Na capital de São Paulo um inteligente formato foi proposto pelo PSOL, uma Bancada Feminista para ocupar uma das vagas do legislativo. Formado por Silvia Ferraro, Paula Nunes, Carolina Iara, Dafne Sena e Natalia Chaves, o coletivo foi eleito com a proposta de elevar pautas da periferia, de negritudes, de trans e LGBTQIAP+, da saúde da mulher, do veganismo popular e do ecossocialismo.

Fortalecendo a base do PSOL também foram eleitas Luana Alves, psicóloga formada pela USP, especializada em Saúde Coletiva e Atenção Primária, e Erika Hilton, a mulher mais votada e sexta no ranking geral, recorde no Brasil com espetaculares 50.508 votos, negra, trans e tem apenas 27 anos, ela confessa:   

 “A política tradicional não foi feita para pessoas como nós. Mulheres e homens negros, LGBTQIA+, trabalhadoras e desempregadas, defensoras dos direitos humanos, da igualdade social e de mudanças estruturais: nós sempre estivemos à margem das esferas de poder” (Erika Hilton).
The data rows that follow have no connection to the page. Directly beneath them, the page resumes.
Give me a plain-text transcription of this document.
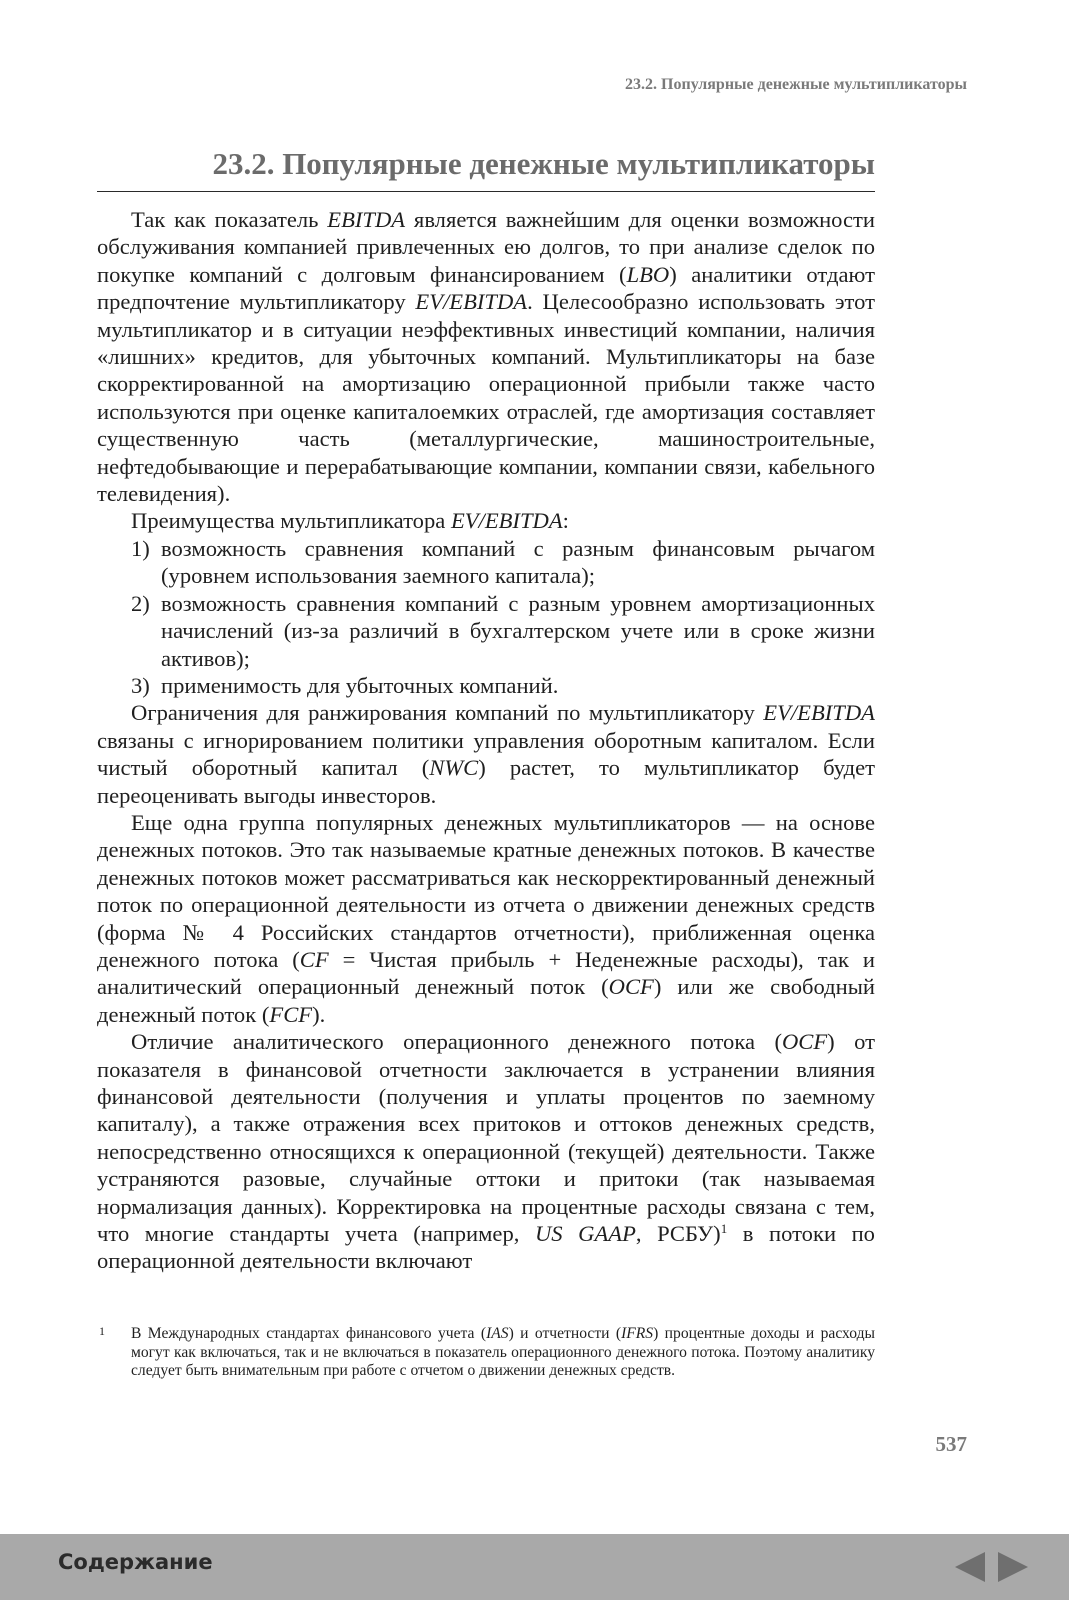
23.2. Популярные денежные мультипликаторы
23.2. Популярные денежные мультипликаторы

Так как показатель EBITDA является важнейшим для оценки возможности обслуживания компанией привлеченных ею долгов, то при анализе сделок по покупке компаний с долговым финансированием (LBO) аналитики отдают предпочтение мультипликатору EV/EBITDA. Целесообразно использовать этот мультипликатор и в ситуации неэффективных инвестиций компании, наличия «лишних» кредитов, для убыточных компаний. Мультипликаторы на базе скорректированной на амортизацию операционной прибыли также часто используются при оценке капиталоемких отраслей, где амортизация составляет существенную часть (металлургические, машиностроительные, нефтедобывающие и перерабатывающие компании, компании связи, кабельного телевидения).

Преимущества мультипликатора EV/EBITDA:

1) возможность сравнения компаний с разным финансовым рычагом (уровнем использования заемного капитала);
2) возможность сравнения компаний с разным уровнем амортизационных начислений (из-за различий в бухгалтерском учете или в сроке жизни активов);
3) применимость для убыточных компаний.

Ограничения для ранжирования компаний по мультипликатору EV/EBITDA связаны с игнорированием политики управления оборотным капиталом. Если чистый оборотный капитал (NWC) растет, то мультипликатор будет переоценивать выгоды инвесторов.

Еще одна группа популярных денежных мультипликаторов — на основе денежных потоков. Это так называемые кратные денежных потоков. В качестве денежных потоков может рассматриваться как нескорректированный денежный поток по операционной деятельности из отчета о движении денежных средств (форма № 4 Российских стандартов отчетности), приближенная оценка денежного потока (CF = Чистая прибыль + Неденежные расходы), так и аналитический операционный денежный поток (OCF) или же свободный денежный поток (FCF).

Отличие аналитического операционного денежного потока (OCF) от показателя в финансовой отчетности заключается в устранении влияния финансовой деятельности (получения и уплаты процентов по заемному капиталу), а также отражения всех притоков и оттоков денежных средств, непосредственно относящихся к операционной (текущей) деятельности. Также устраняются разовые, случайные оттоки и притоки (так называемая нормализация данных). Корректировка на процентные расходы связана с тем, что многие стандарты учета (например, US GAAP, РСБУ)$^1$ в потоки по операционной деятельности включают

1 В Международных стандартах финансового учета (IAS) и отчетности (IFRS) процентные доходы и расходы могут как включаться, так и не включаться в показатель операционного денежного потока. Поэтому аналитику следует быть внимательным при работе с отчетом о движении денежных средств.
537
Содержание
No site do TSE, o secretário de Modernização, Gestão Estratégica e Socioambiental, Bruno Cezar Andrade de Souza, informou que em comparação a 2016, o número de prefeitas eleitas passou de 636 para 653 de uma eleição municipal para outra; o de prefeitos negros e prefeitas negras (pardos e pretos) eleitos, de 1.605 para 1.738. O número de câmaras municipais com 50% ou mais de mulheres eleitas passou de 23 para 41 e, com 50% ou mais de negros, passou de 2.170 para 2.254. Diminuiu o número de câmaras de vereadores sem a presença de mulheres: eram 1.295 em 2016, contra 916 em 2020. Também caiu o número de câmaras municipais sem vereadores negros: de 1.043 para 761.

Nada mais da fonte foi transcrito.